Boogie fever

Dancehall Queen skirts sad struggle of slumming mother

The Jamaican film Dancehall Queen has the flashy, color-drenched look and freakish storyline of a Saturday morning cartoon, but with some sordid subject matter more befitting adult-oriented cable. Set in the slums of Kingston, Jamaica, the film centers around the outrageous goings on at an impoverished neighborhood’s version of Studio 54: the African Star. Each night women outfitted in navel-baring gold lame, Day-Glo hot pants and Fruit Stripe wigs arrive at the Star to shake their thing, pulling up like Hanna-Barbera’s Banana Splits in souped-up dune buggies, trailing their posse of Solid Gold back-up dancers. Marcia (Audrey Reid) and her two young daughters come from a different — though no less colorful — world of the streets where Marcia sells snacks and soda from a rickety cart and accepts the generosity of a gentleman, “Uncle” Larry (Carl Davis), to foot the bills. “I want to make sure you get the education I never did,” Marcia tells her 15-year-old daughter, spewing dialogue that suggests mercilessly underpaid sitcom writers toiling in sweatshop conditions, churning out clichés as fast as they can.
Problem is, corpulent, sweaty, repulsive Mercedes-driving Uncle Larry expects some payback for his donations to the family till in the form of Marcia’s daughter. “You have to pick them when they’re just ripe,” he sneers. When her daughter resists, Marcia tells her “to go along with the program.” If it weren’t for Larry, how would I manage?” she says.
Add to this sleazy intrigue a vicious murder of a friend who tries to protect Marcia from a rival street vendor and you have what this crude film seems to believe passes for a story. Usually it takes only one director to make something this incompetent, but in this case there are two: Don Letts and Nick Elgood.
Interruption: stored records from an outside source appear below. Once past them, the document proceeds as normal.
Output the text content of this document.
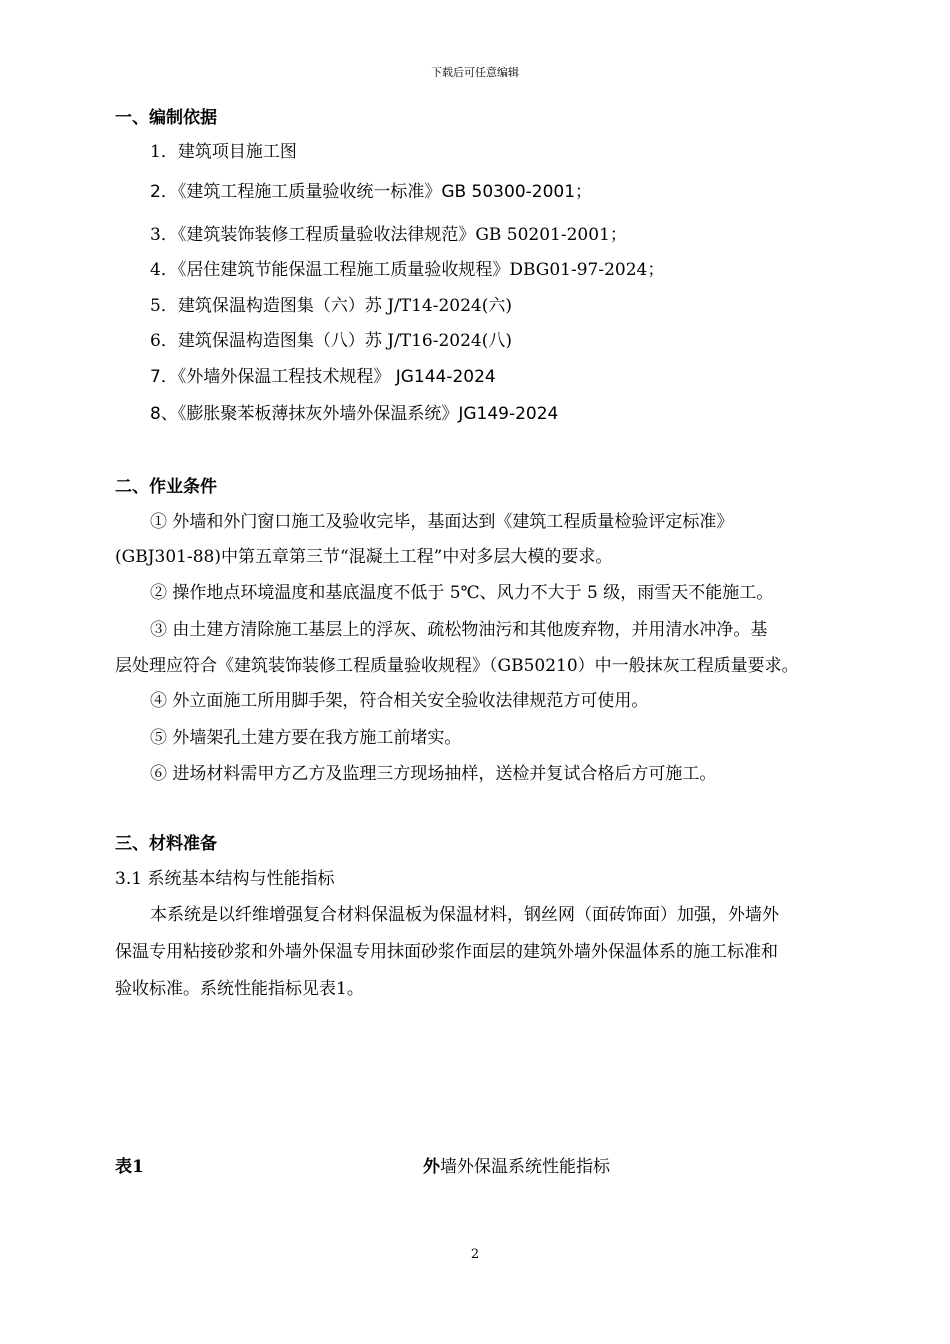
下载后可任意编辑
一、编制依据
1．建筑项目施工图
2．《建筑工程施工质量验收统一标准》GB 50300-2001；
3．《建筑装饰装修工程质量验收法律规范》GB 50201-2001；
4．《居住建筑节能保温工程施工质量验收规程》DBG01-97-2024；
5．建筑保温构造图集（六）苏 J/T14-2024(六)
6．建筑保温构造图集（八）苏 J/T16-2024(八)
7．《外墙外保温工程技术规程》 JG144-2024
8、《膨胀聚苯板薄抹灰外墙外保温系统》JG149-2024
二、作业条件
① 外墙和外门窗口施工及验收完毕，基面达到《建筑工程质量检验评定标准》
(GBJ301-88)中第五章第三节“混凝土工程”中对多层大模的要求。
② 操作地点环境温度和基底温度不低于 5℃、风力不大于 5 级，雨雪天不能施工。
③ 由土建方清除施工基层上的浮灰、疏松物油污和其他废弃物，并用清水冲净。基
层处理应符合《建筑装饰装修工程质量验收规程》（GB50210）中一般抹灰工程质量要求。
④ 外立面施工所用脚手架，符合相关安全验收法律规范方可使用。
⑤ 外墙架孔土建方要在我方施工前堵实。
⑥ 进场材料需甲方乙方及监理三方现场抽样，送检并复试合格后方可施工。
三、材料准备
3.1 系统基本结构与性能指标
本系统是以纤维增强复合材料保温板为保温材料，钢丝网（面砖饰面）加强，外墙外
保温专用粘接砂浆和外墙外保温专用抹面砂浆作面层的建筑外墙外保温体系的施工标准和
验收标准。系统性能指标见表1。
表1	外墙外保温系统性能指标
2
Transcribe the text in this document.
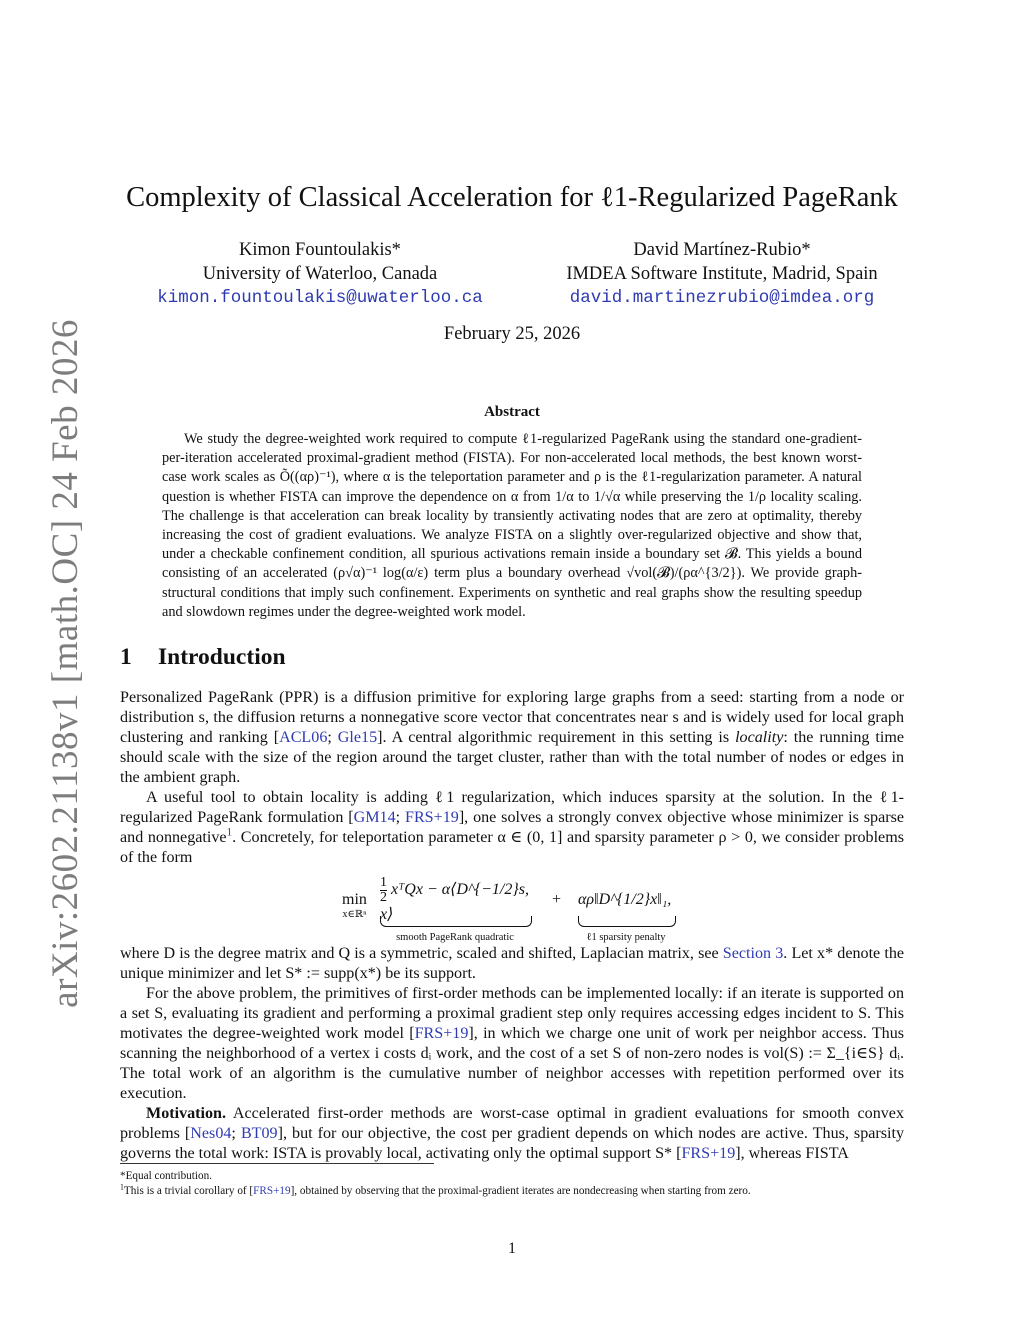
arXiv:2602.21138v1 [math.OC] 24 Feb 2026
Complexity of Classical Acceleration for ℓ1-Regularized PageRank
Kimon Fountoulakis*
University of Waterloo, Canada
kimon.fountoulakis@uwaterloo.ca
David Martínez-Rubio*
IMDEA Software Institute, Madrid, Spain
david.martinezrubio@imdea.org
February 25, 2026
Abstract

We study the degree-weighted work required to compute ℓ1-regularized PageRank using the standard one-gradient-per-iteration accelerated proximal-gradient method (FISTA). For non-accelerated local methods, the best known worst-case work scales as Õ((αρ)⁻¹), where α is the teleportation parameter and ρ is the ℓ1-regularization parameter. A natural question is whether FISTA can improve the dependence on α from 1/α to 1/√α while preserving the 1/ρ locality scaling. The challenge is that acceleration can break locality by transiently activating nodes that are zero at optimality, thereby increasing the cost of gradient evaluations. We analyze FISTA on a slightly over-regularized objective and show that, under a checkable confinement condition, all spurious activations remain inside a boundary set 𝓑. This yields a bound consisting of an accelerated (ρ√α)⁻¹ log(α/ε) term plus a boundary overhead √vol(𝓑)/(ρα^{3/2}). We provide graph-structural conditions that imply such confinement. Experiments on synthetic and real graphs show the resulting speedup and slowdown regimes under the degree-weighted work model.

1 Introduction

Personalized PageRank (PPR) is a diffusion primitive for exploring large graphs from a seed: starting from a node or distribution s, the diffusion returns a nonnegative score vector that concentrates near s and is widely used for local graph clustering and ranking [ACL06; Gle15]. A central algorithmic requirement in this setting is locality: the running time should scale with the size of the region around the target cluster, rather than with the total number of nodes or edges in the ambient graph.

A useful tool to obtain locality is adding ℓ1 regularization, which induces sparsity at the solution. In the ℓ1-regularized PageRank formulation [GM14; FRS+19], one solves a strongly convex objective whose minimizer is sparse and nonnegative$^1$. Concretely, for teleportation parameter α ∈ (0, 1] and sparsity parameter ρ > 0, we consider problems of the form

min
x∈ℝⁿ
$\frac{1}{2}$ xᵀQx − α⟨D^{−1/2}s, x⟩
smooth PageRank quadratic
+ αρ‖D^{1/2}x‖₁,
ℓ1 sparsity penalty

where D is the degree matrix and Q is a symmetric, scaled and shifted, Laplacian matrix, see Section 3. Let x* denote the unique minimizer and let S* := supp(x*) be its support.

For the above problem, the primitives of first-order methods can be implemented locally: if an iterate is supported on a set S, evaluating its gradient and performing a proximal gradient step only requires accessing edges incident to S. This motivates the degree-weighted work model [FRS+19], in which we charge one unit of work per neighbor access. Thus scanning the neighborhood of a vertex i costs dᵢ work, and the cost of a set S of non-zero nodes is vol(S) := Σ_{i∈S} dᵢ. The total work of an algorithm is the cumulative number of neighbor accesses with repetition performed over its execution.

Motivation. Accelerated first-order methods are worst-case optimal in gradient evaluations for smooth convex problems [Nes04; BT09], but for our objective, the cost per gradient depends on which nodes are active. Thus, sparsity governs the total work: ISTA is provably local, activating only the optimal support S* [FRS+19], whereas FISTA

*Equal contribution.

$^1$This is a trivial corollary of [FRS+19], obtained by observing that the proximal-gradient iterates are nondecreasing when starting from zero.

1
Marcia and her brother Junior, who witnessed the murder, are soon contending with a standard-issue movie punk Priest (Paul Campbell), sporting a gold tooth and green contacts, who killed their friend. And in what may or may not be a related development, Marcia transforms from a street vendor into a local dance sensation. Striking up a bargain with a seamstress fairy godmother, Marcia decks out in chain mail, body glitter and a blue wig nightly to shake her own groove thing at the African dancehall.
It is inevitable that a dance contest must — by the laws of such flashy productions — transpire, and soon that pelvis thrusting duel occurs when reigning dancehall queen Olivine challenges this “Mystery Woman” to a rump-shaking showdown. If you can look past a plot line in which a mother pimps her daughter for rent money, then Marcia is a fairly likable woman whose drag queen transformation into a dancing pinball machine has a kind of Cinderella charm. Marcia soon morphs from a negligent mom into a folk hero, and even her daughter can’t help but aid in her mother’s plucky fight to out-gyrate her dance rival.
Dancehall Queen is a not entirely pleasant reminder of the late ’70s/’80s pox of Breakin’ and Roller Boogie and other bad translations of esoteric dance fads to the multiplex. Eventually, one sinks to the level of the production and comes to actually appreciate the relative creativity and festive moments in the African Star, where the various rumps and crotches perform better and with more feeling than most of the assembled cast.